I got unexpected free days the past weeks and I thought to spend some of the time cleaning and organizing my things kept in storage. I’ve put off the task for as long as I can remember. I thought, who’s going to do the job? Would I let anyone considering there are certain information in there somewhere, details nobody would willingly offer their parents even on one-on-one talks or their children as stories for bedtime.
Mother did organize my things once when I was away. I knew she came upon those stuff though the extent of her discovery is best left to my imagination. In any case she has not spoken to me about them although I’ve heard hints now and then which I ignore as all those now are effectively behind me.

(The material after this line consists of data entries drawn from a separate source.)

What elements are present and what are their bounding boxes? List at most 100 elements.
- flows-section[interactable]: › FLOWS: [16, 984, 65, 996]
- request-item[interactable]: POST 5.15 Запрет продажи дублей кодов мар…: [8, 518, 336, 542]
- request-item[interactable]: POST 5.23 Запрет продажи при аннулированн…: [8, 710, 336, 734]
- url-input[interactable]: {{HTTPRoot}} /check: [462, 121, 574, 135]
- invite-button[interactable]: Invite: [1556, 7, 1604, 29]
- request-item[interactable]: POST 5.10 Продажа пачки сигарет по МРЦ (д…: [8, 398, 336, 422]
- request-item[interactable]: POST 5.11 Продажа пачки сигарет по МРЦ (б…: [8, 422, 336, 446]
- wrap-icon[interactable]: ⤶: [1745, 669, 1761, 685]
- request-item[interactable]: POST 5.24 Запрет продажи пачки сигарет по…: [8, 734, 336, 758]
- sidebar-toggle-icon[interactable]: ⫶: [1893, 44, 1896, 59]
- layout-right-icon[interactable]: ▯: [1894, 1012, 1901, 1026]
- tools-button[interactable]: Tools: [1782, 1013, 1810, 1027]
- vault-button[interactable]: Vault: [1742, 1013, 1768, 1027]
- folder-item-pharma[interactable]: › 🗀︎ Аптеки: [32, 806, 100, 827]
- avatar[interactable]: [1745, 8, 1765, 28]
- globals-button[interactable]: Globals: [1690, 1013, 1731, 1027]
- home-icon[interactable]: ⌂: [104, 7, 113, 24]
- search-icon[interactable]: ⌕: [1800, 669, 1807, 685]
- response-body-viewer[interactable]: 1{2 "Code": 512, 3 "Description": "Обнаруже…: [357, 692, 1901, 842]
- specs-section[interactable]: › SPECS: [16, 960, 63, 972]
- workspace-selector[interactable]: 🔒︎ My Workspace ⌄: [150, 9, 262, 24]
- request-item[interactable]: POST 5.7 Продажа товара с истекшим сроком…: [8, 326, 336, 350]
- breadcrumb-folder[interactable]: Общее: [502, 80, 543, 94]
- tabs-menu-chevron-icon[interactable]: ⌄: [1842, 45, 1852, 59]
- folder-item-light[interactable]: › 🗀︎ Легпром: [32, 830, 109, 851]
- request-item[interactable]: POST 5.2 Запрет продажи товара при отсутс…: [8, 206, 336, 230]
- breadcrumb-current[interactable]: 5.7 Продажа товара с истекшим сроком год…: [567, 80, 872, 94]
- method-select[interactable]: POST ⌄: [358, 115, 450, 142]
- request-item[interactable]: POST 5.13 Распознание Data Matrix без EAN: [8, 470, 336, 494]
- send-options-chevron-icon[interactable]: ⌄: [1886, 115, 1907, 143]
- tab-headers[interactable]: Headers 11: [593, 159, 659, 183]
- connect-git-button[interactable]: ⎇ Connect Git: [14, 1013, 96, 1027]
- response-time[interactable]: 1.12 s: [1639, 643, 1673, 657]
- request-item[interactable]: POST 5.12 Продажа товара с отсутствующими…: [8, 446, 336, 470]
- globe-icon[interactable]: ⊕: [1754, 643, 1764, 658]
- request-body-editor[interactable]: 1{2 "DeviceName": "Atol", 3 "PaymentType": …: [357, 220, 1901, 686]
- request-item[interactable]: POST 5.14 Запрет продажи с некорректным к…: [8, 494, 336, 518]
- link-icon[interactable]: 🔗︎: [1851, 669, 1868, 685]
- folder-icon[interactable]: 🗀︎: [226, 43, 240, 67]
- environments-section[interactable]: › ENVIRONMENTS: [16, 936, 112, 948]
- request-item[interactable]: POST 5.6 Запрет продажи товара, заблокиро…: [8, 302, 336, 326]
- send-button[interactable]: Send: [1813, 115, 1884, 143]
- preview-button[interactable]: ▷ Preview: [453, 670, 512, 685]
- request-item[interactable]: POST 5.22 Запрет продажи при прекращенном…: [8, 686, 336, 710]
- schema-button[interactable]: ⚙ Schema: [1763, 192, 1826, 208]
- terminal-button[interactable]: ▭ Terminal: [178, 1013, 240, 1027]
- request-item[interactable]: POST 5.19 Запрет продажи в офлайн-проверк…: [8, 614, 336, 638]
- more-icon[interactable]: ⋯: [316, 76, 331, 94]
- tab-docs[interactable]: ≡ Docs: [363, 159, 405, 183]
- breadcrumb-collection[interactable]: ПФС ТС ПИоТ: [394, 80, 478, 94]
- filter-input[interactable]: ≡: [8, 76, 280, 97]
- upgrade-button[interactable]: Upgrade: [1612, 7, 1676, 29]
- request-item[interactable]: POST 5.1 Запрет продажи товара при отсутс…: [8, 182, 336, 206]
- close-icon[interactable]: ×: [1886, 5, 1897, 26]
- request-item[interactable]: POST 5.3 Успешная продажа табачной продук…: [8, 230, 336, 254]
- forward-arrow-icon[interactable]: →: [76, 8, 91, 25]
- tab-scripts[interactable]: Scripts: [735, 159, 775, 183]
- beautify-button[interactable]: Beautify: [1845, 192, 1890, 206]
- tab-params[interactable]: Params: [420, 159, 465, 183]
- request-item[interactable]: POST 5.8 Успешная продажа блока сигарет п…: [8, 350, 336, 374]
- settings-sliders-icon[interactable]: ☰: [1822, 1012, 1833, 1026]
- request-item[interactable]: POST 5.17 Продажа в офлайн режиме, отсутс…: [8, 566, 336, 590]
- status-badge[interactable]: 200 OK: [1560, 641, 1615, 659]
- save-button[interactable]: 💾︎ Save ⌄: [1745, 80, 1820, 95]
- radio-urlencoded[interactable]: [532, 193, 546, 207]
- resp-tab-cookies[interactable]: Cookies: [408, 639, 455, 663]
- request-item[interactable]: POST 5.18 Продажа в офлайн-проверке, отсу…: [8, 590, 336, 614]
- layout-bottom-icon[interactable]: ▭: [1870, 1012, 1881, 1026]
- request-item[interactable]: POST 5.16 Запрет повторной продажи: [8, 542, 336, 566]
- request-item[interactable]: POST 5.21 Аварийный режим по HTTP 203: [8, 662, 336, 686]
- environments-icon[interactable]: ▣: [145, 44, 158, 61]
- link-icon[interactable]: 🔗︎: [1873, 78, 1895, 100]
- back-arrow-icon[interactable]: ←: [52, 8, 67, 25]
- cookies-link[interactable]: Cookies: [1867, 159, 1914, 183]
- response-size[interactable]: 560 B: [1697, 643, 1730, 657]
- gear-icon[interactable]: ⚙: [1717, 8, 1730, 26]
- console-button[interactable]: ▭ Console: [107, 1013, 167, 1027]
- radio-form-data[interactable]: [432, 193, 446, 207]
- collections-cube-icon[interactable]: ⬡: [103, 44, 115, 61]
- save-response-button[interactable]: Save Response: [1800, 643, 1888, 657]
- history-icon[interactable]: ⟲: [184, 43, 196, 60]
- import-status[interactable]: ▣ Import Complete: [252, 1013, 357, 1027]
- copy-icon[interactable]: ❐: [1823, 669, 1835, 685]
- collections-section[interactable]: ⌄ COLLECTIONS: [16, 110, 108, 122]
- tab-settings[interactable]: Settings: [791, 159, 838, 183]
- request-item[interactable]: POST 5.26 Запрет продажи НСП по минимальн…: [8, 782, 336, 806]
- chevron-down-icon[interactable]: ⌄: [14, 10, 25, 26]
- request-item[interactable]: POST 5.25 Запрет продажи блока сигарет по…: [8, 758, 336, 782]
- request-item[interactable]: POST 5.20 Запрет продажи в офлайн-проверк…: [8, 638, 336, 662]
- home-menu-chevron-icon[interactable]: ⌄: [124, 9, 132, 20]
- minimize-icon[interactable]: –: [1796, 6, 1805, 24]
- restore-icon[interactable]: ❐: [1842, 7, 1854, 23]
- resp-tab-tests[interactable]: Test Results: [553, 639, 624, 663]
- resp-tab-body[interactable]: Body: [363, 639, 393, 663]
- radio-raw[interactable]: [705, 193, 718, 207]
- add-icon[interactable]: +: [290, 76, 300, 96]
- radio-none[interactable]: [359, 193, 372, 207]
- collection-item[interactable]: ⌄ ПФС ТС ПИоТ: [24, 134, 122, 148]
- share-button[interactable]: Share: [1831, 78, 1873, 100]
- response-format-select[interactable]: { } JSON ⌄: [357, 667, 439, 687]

The task turned out to be rather enjoyable. Like I was on a treasure hunt. There on the floor is my life, at least a significant part of. Time has reduced experiences to these. Incredible but bizarre. I spent considerable time poring over old letters and photographs, received and unsent, many I forgot I still had.
I realized that one, I’ve lost communication with many friends from that time (some are approaching 60 now!). How that happened I don’t remember. Two, there were then relatively more photos in which I was included. These days, I loathe having my picture taken. Lastly, and this relates to the first, I gradually stopped communicating. Why is that I think I know but which I haven’t consciously explored yet. Maybe when I’m ready. Maybe at 60.
For now, there really is value in decluttering and organizing personal stuff. Important things are made prominent and visible. You now know where things are at. And the product of this clarity is lightness.